Flexible & Future Proof: 
In general, in an ELT implementation all data from the sources are loaded into the warehouse as part of the extract and load process. This, combined with the isolation of the transformation process, means that future requirements can easily be incorporated into the warehouse structure. 
Risk minimization: 
Removing the close interdependencies between each stage of the warehouse build process enables the development process to be isolated, and the individual process design can thus also be isolated. This provides an excellent platform for change, maintenance and management. 
Utilize Existing Hardware:
In implementing ELT as a warehouse build process, the inherent tools provided with the database engine can be used. Alternatively, the vast majority of the third party ELT tools available employ the use of the database engine’s capability and hence the ELT process is run on the same hardware as the database engine underpinning the data warehouse, using the existing hardware deployed. 
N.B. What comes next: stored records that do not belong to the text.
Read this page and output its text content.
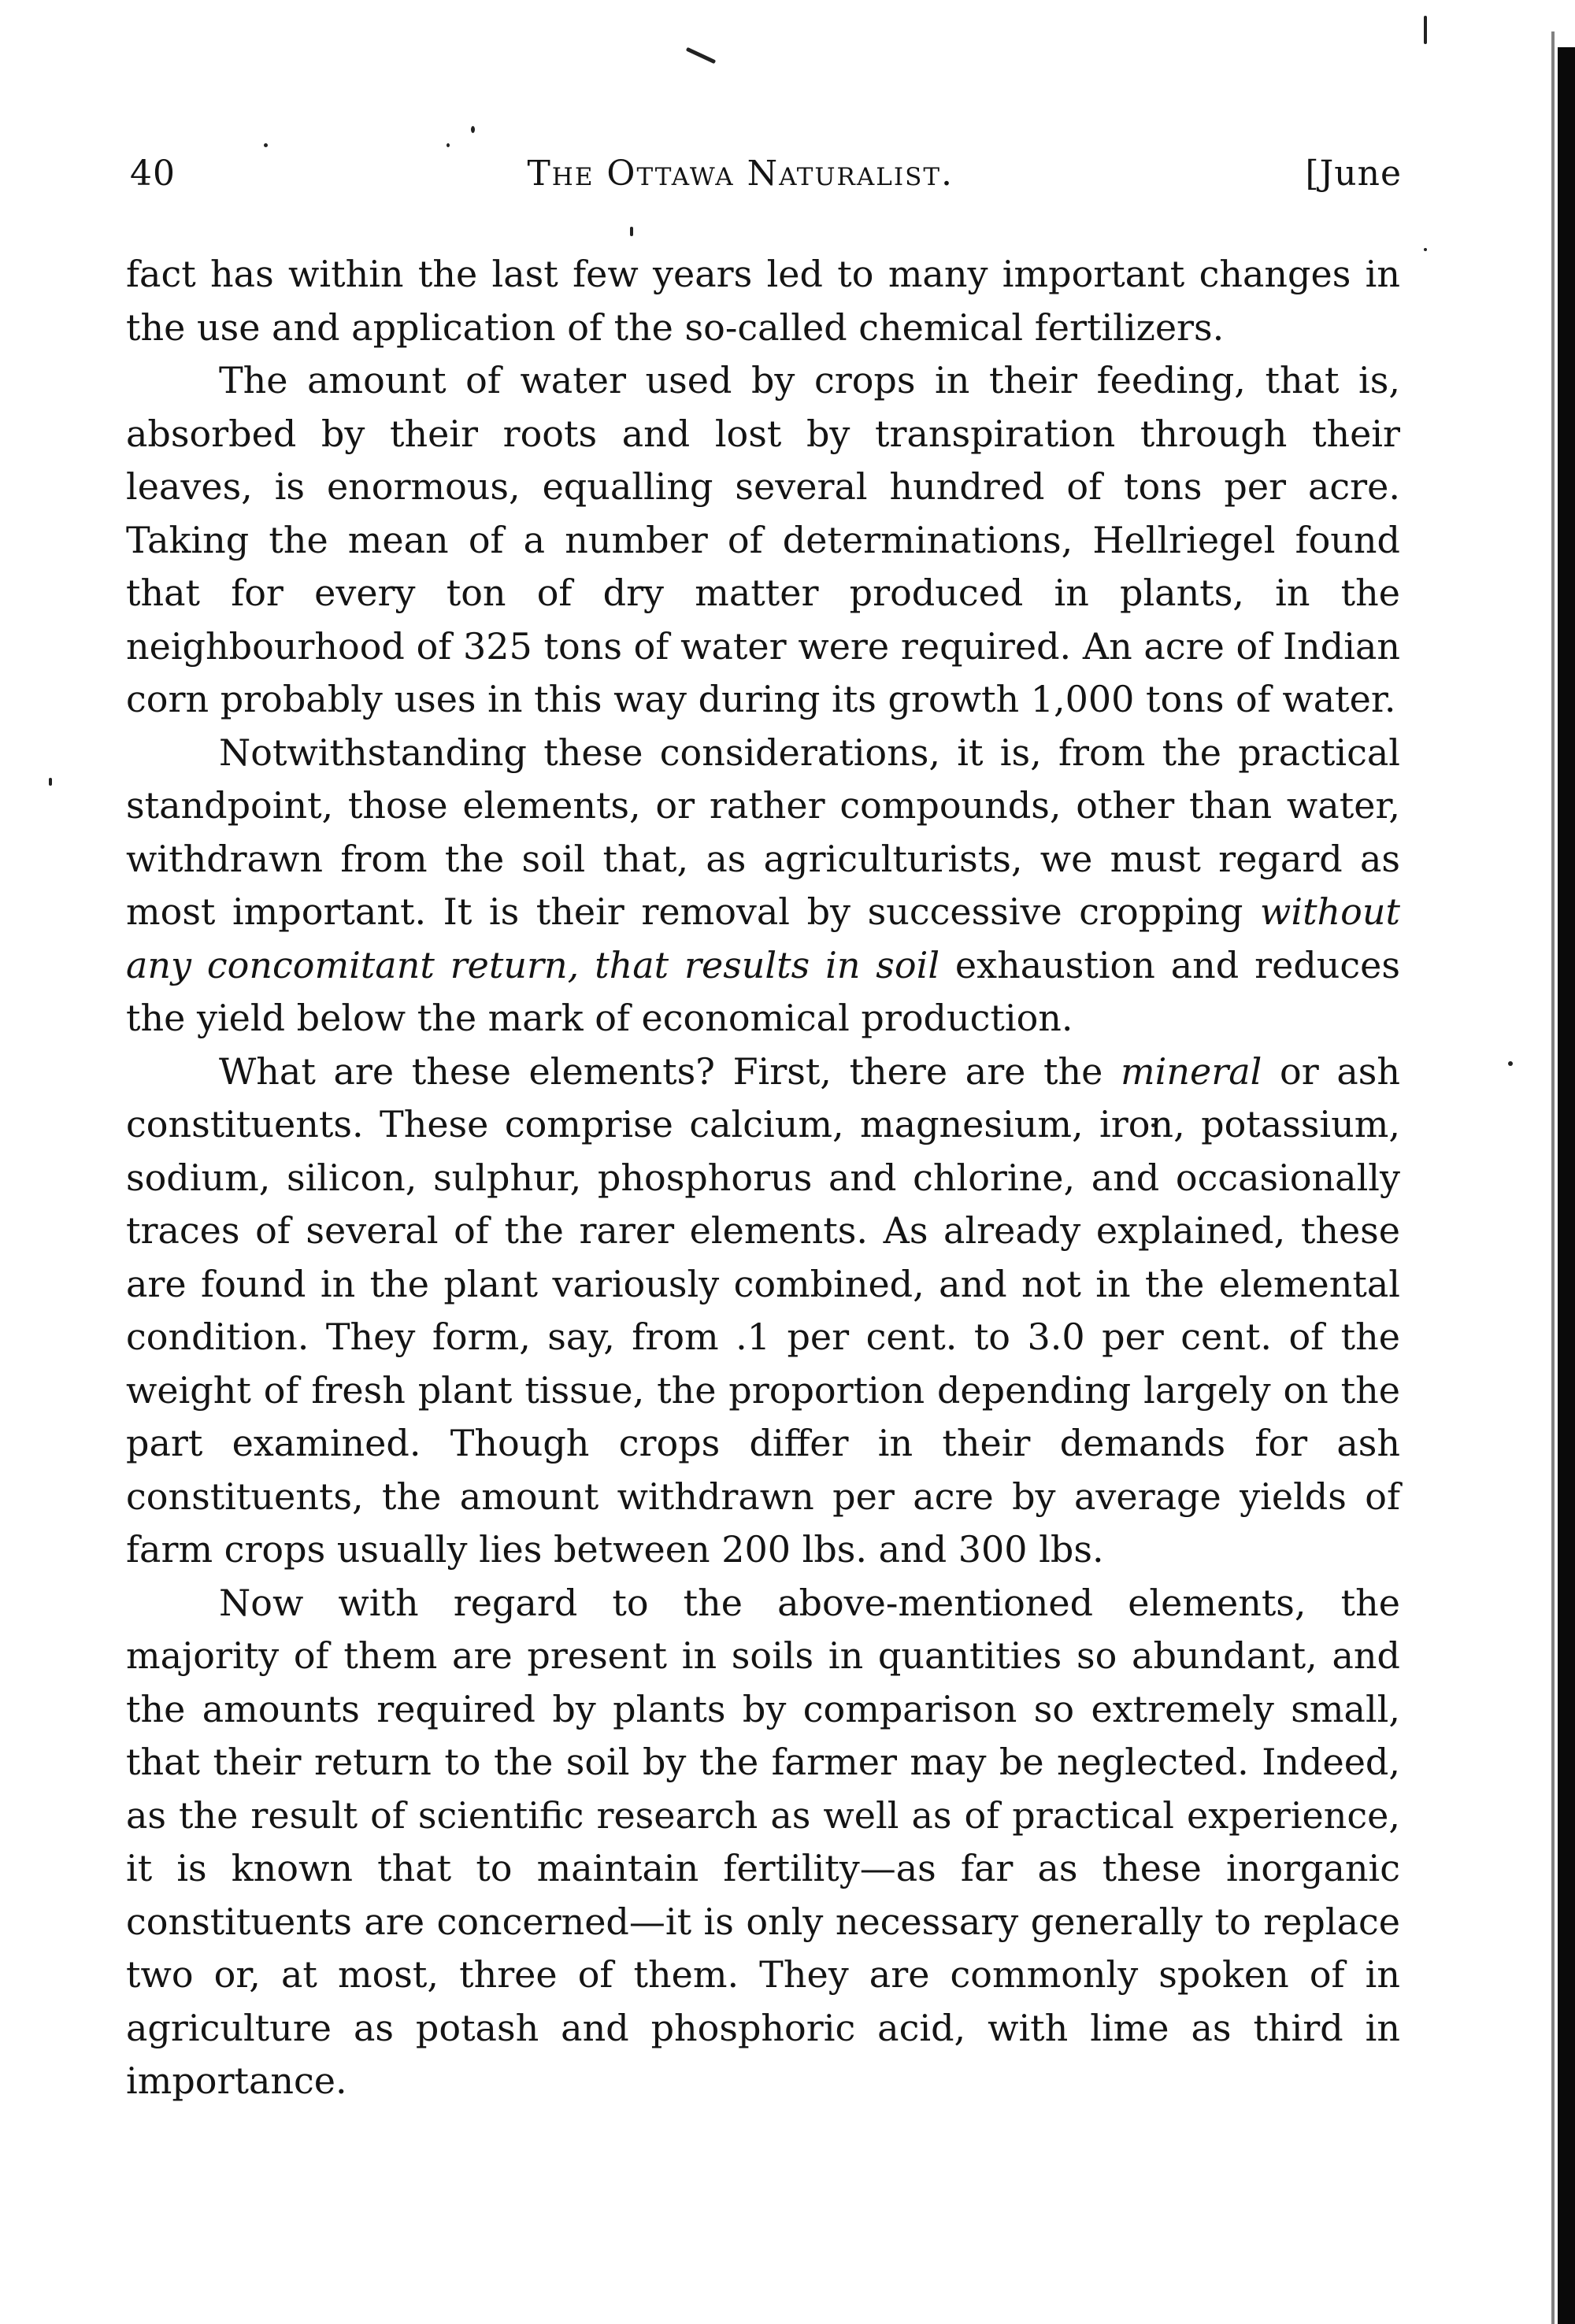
40	The Ottawa Naturalist.	[June

fact has within the last few years led to many important changes in the use and application of the so-called chemical fertilizers.

The amount of water used by crops in their feeding, that is, absorbed by their roots and lost by transpiration through their leaves, is enormous, equalling several hundred of tons per acre. Taking the mean of a number of determinations, Hellriegel found that for every ton of dry matter produced in plants, in the neighbourhood of 325 tons of water were required. An acre of Indian corn probably uses in this way during its growth 1,000 tons of water.

Notwithstanding these considerations, it is, from the practical standpoint, those elements, or rather compounds, other than water, withdrawn from the soil that, as agriculturists, we must regard as most important. It is their removal by successive cropping without any concomitant return, that results in soil exhaustion and reduces the yield below the mark of economical production.

What are these elements? First, there are the mineral or ash constituents. These comprise calcium, magnesium, iron, potassium, sodium, silicon, sulphur, phosphorus and chlorine, and occasionally traces of several of the rarer elements. As already explained, these are found in the plant variously combined, and not in the elemental condition. They form, say, from .1 per cent. to 3.0 per cent. of the weight of fresh plant tissue, the proportion depending largely on the part examined. Though crops differ in their demands for ash constituents, the amount withdrawn per acre by average yields of farm crops usually lies between 200 lbs. and 300 lbs.

Now with regard to the above-mentioned elements, the majority of them are present in soils in quantities so abundant, and the amounts required by plants by comparison so extremely small, that their return to the soil by the farmer may be neglected. Indeed, as the result of scientific research as well as of practical experience, it is known that to maintain fertility—as far as these inorganic constituents are concerned—it is only necessary generally to replace two or, at most, three of them. They are commonly spoken of in agriculture as potash and phosphoric acid, with lime as third in importance.
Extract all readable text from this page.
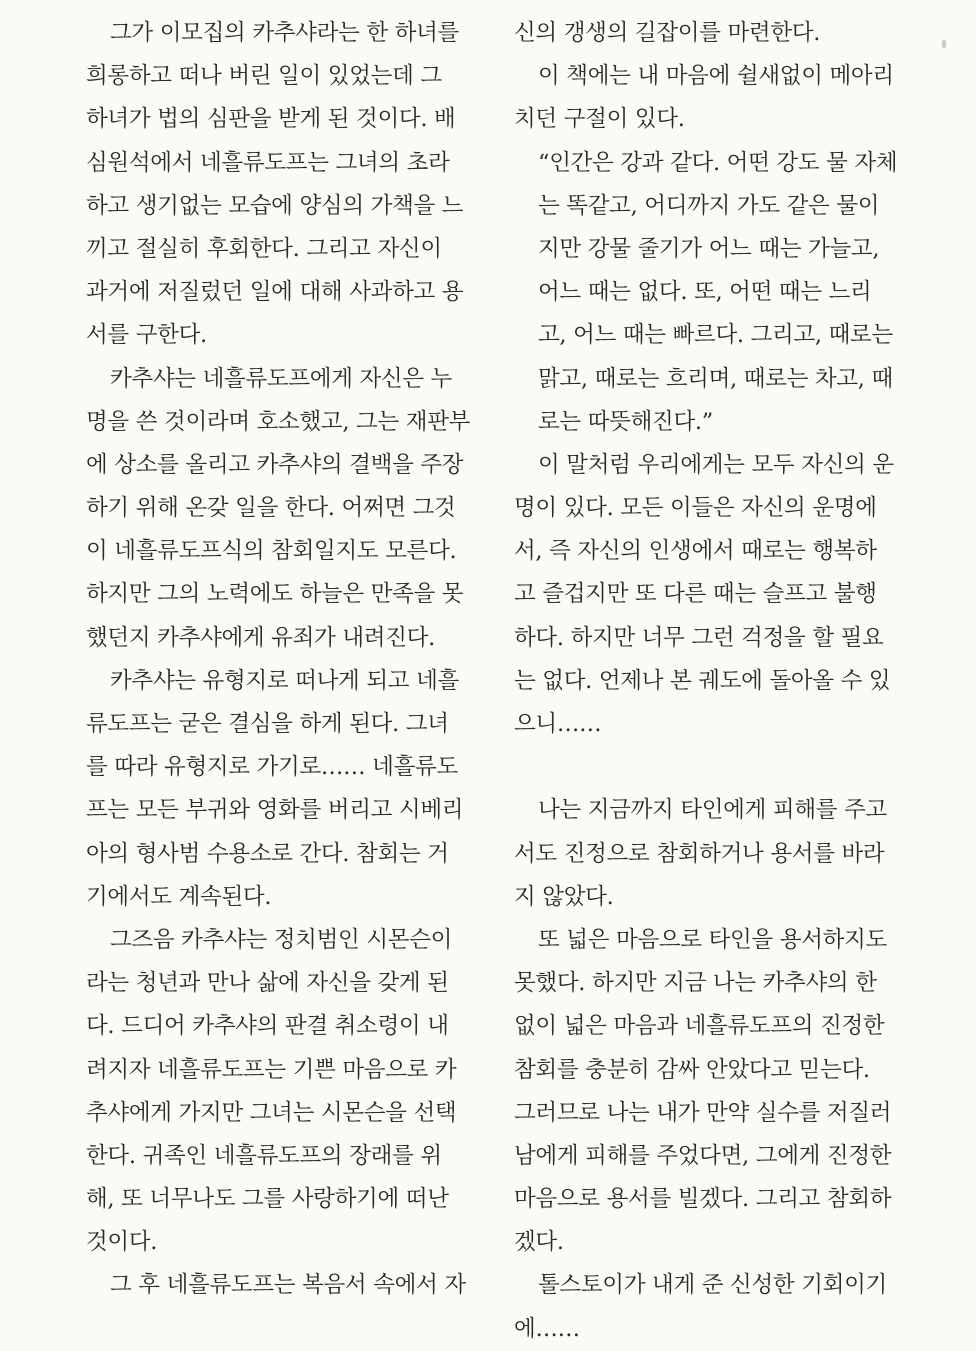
그가 이모집의 카추샤라는 한 하녀를
희롱하고 떠나 버린 일이 있었는데 그
하녀가 법의 심판을 받게 된 것이다. 배
심원석에서 네흘류도프는 그녀의 초라
하고 생기없는 모습에 양심의 가책을 느
끼고 절실히 후회한다. 그리고 자신이
과거에 저질렀던 일에 대해 사과하고 용
서를 구한다.
카추샤는 네흘류도프에게 자신은 누
명을 쓴 것이라며 호소했고, 그는 재판부
에 상소를 올리고 카추샤의 결백을 주장
하기 위해 온갖 일을 한다. 어쩌면 그것
이 네흘류도프식의 참회일지도 모른다.
하지만 그의 노력에도 하늘은 만족을 못
했던지 카추샤에게 유죄가 내려진다.
카추샤는 유형지로 떠나게 되고 네흘
류도프는 굳은 결심을 하게 된다. 그녀
를 따라 유형지로 가기로…… 네흘류도
프는 모든 부귀와 영화를 버리고 시베리
아의 형사범 수용소로 간다. 참회는 거
기에서도 계속된다.
그즈음 카추샤는 정치범인 시몬슨이
라는 청년과 만나 삶에 자신을 갖게 된
다. 드디어 카추샤의 판결 취소령이 내
려지자 네흘류도프는 기쁜 마음으로 카
추샤에게 가지만 그녀는 시몬슨을 선택
한다. 귀족인 네흘류도프의 장래를 위
해, 또 너무나도 그를 사랑하기에 떠난
것이다.
그 후 네흘류도프는 복음서 속에서 자
신의 갱생의 길잡이를 마련한다.
이 책에는 내 마음에 쉴새없이 메아리
치던 구절이 있다.
“인간은 강과 같다. 어떤 강도 물 자체
는 똑같고, 어디까지 가도 같은 물이
지만 강물 줄기가 어느 때는 가늘고,
어느 때는 없다. 또, 어떤 때는 느리
고, 어느 때는 빠르다. 그리고, 때로는
맑고, 때로는 흐리며, 때로는 차고, 때
로는 따뜻해진다.”
이 말처럼 우리에게는 모두 자신의 운
명이 있다. 모든 이들은 자신의 운명에
서, 즉 자신의 인생에서 때로는 행복하
고 즐겁지만 또 다른 때는 슬프고 불행
하다. 하지만 너무 그런 걱정을 할 필요
는 없다. 언제나 본 궤도에 돌아올 수 있
으니……
나는 지금까지 타인에게 피해를 주고
서도 진정으로 참회하거나 용서를 바라
지 않았다.
또 넓은 마음으로 타인을 용서하지도
못했다. 하지만 지금 나는 카추샤의 한
없이 넓은 마음과 네흘류도프의 진정한
참회를 충분히 감싸 안았다고 믿는다.
그러므로 나는 내가 만약 실수를 저질러
남에게 피해를 주었다면, 그에게 진정한
마음으로 용서를 빌겠다. 그리고 참회하
겠다.
톨스토이가 내게 준 신성한 기회이기
에……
Utilize Existing Skill sets: 
By using the functionality provided by the database engine, the existing investments in database skills are re-used to develop the warehouse. No new skills need be learned and the full weight of the experience in developing the engine’s technology is utilized, further reducing the cost and risk in the development process.

WEAKNESSES
Against the Norm:
ELT is an emergent approach to data warehouse design and development. Whilst it has proven itself many times over through its abundant use in implementations throughout the world, it does require a change in mentality and design approach against traditional methods. Though some principles remain true to all approaches, ELT is different in many ways. To get the best from an ELT approach requires an open mind. 
Tools Availability:
Being an emergent technology approach, ELT suffers from a limited availability of tools.